Apesar das dificuldades, a família tem encontrado apoio em parentes, amigos e pessoas da comunidade. Com a ajuda recebida até o momento, foi possível adquirir o colete ortopédico e custear parte das sessões de fisioterapia.
Atualmente, a família reside em Soledade há cerca de oito anos. No entanto, mantém fortes vínculos com Barros Cassal, onde possui familiares nas comunidades de Linha Machado e Linha Praxedes. Outros parentes moram em municípios mais distantes, mas também têm contribuído dentro de suas possibilidades para ajudar no tratamento do adolescente.
Na residência moram três pessoas, e as despesas médicas têm afetado diretamente o orçamento familiar. "Nosso maior medo é não conseguir manter o tratamento. Os custos são altos e cada mês surge uma necessidade diferente. Mas graças a Deus muitas pessoas estão ajudando e cada contribuição faz diferença", afirma a mãe.
A ideia de buscar ajuda da comunidade surgiu por incentivo de amigos próximos, que acompanharam a preocupação da família diante das dificuldades financeiras. "Foi através de amigos que surgiu a ideia da campanha. Eles viram nossa preocupação e nosso desespero diante da situação e decidiram nos ajudar".
Vandreia também deixa um alerta para outros pais. "Se seu filho sentir alguma dor, procure um médico para investigar o que está acontecendo. Muitas vezes pensamos que não é nada sério, mas é importante buscar ajuda o quanto antes".
A força e a esperança de Luan
Mesmo enfrentando um momento difícil, Luan procura manter a esperança e a fé durante o tratamento. "Eu me sinto muito angustiado porque não sei se o tratamento vai dar certo ou não, mas tenho muita fé. Vou dar muito orgulho para o meu pai e para a minha mãe."
O adolescente conta que uma das situações mais difíceis é ver o sofrimento dos pais. "O que mais dói é ver meus pais chorando pelos cantos porque não sabem se vão conseguir pagar meu tratamento. Principalmente minha mãe, que muitas vezes não consegue dormir".

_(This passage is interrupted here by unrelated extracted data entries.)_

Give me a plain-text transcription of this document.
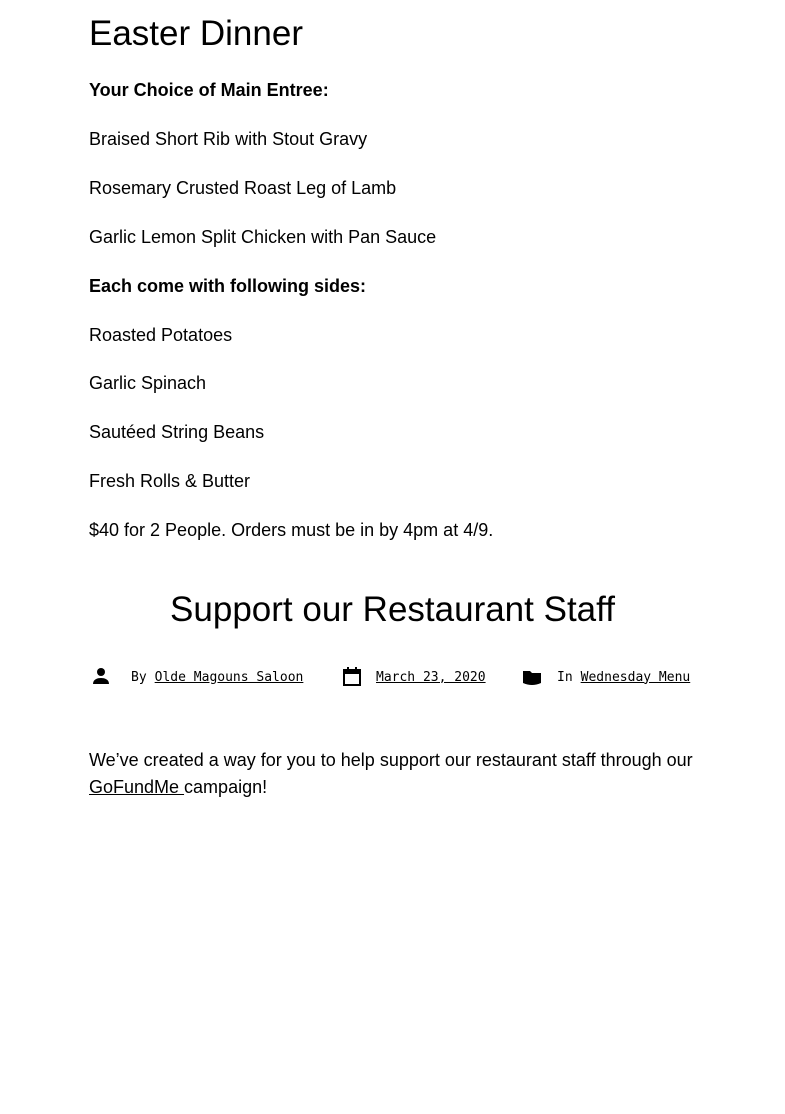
Easter Dinner

Your Choice of Main Entree:

Braised Short Rib with Stout Gravy

Rosemary Crusted Roast Leg of Lamb

Garlic Lemon Split Chicken with Pan Sauce

Each come with following sides:

Roasted Potatoes

Garlic Spinach

Sautéed String Beans

Fresh Rolls & Butter

$40 for 2 People. Orders must be in by 4pm at 4/9.

Support our Restaurant Staff
By Olde Magouns Saloon	March 23, 2020	In Wednesday Menu

We’ve created a way for you to help support our restaurant staff through our GoFundMe campaign!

Nos momentos em que não está em consultas ou sessões de fisioterapia, Luan gosta de jogar futebol, estudar e ajudar a mãe nas tarefas de casa.
Agradecimento
Para as pessoas que estão colaborando com a campanha, ele deixa uma mensagem de gratidão. "Quero agradecer a todos que estão ajudando. Que Deus abençoe imensamente cada pessoa que está contribuindo".
A família segue contando com a solidariedade da comunidade para que Luan possa dar continuidade ao tratamento e tenha a oportunidade de enfrentar a doença com mais qualidade de vida e esperança para o futuro.
Como ajudar
Quem desejar contribuir com o tratamento de Luan pode realizar uma doação através da chave Pix:
Chave Pix (CPF): 028.091.470-94
Nome: Vandreia Marques dos Santos
Qualquer valor é bem-vindo e ajudará a família a custear despesas com consultas, fisioterapia, deslocamentos e demais necessidades do tratamento. A família agradece o apoio, as orações e toda a solidariedade que vem recebendo da comunidade.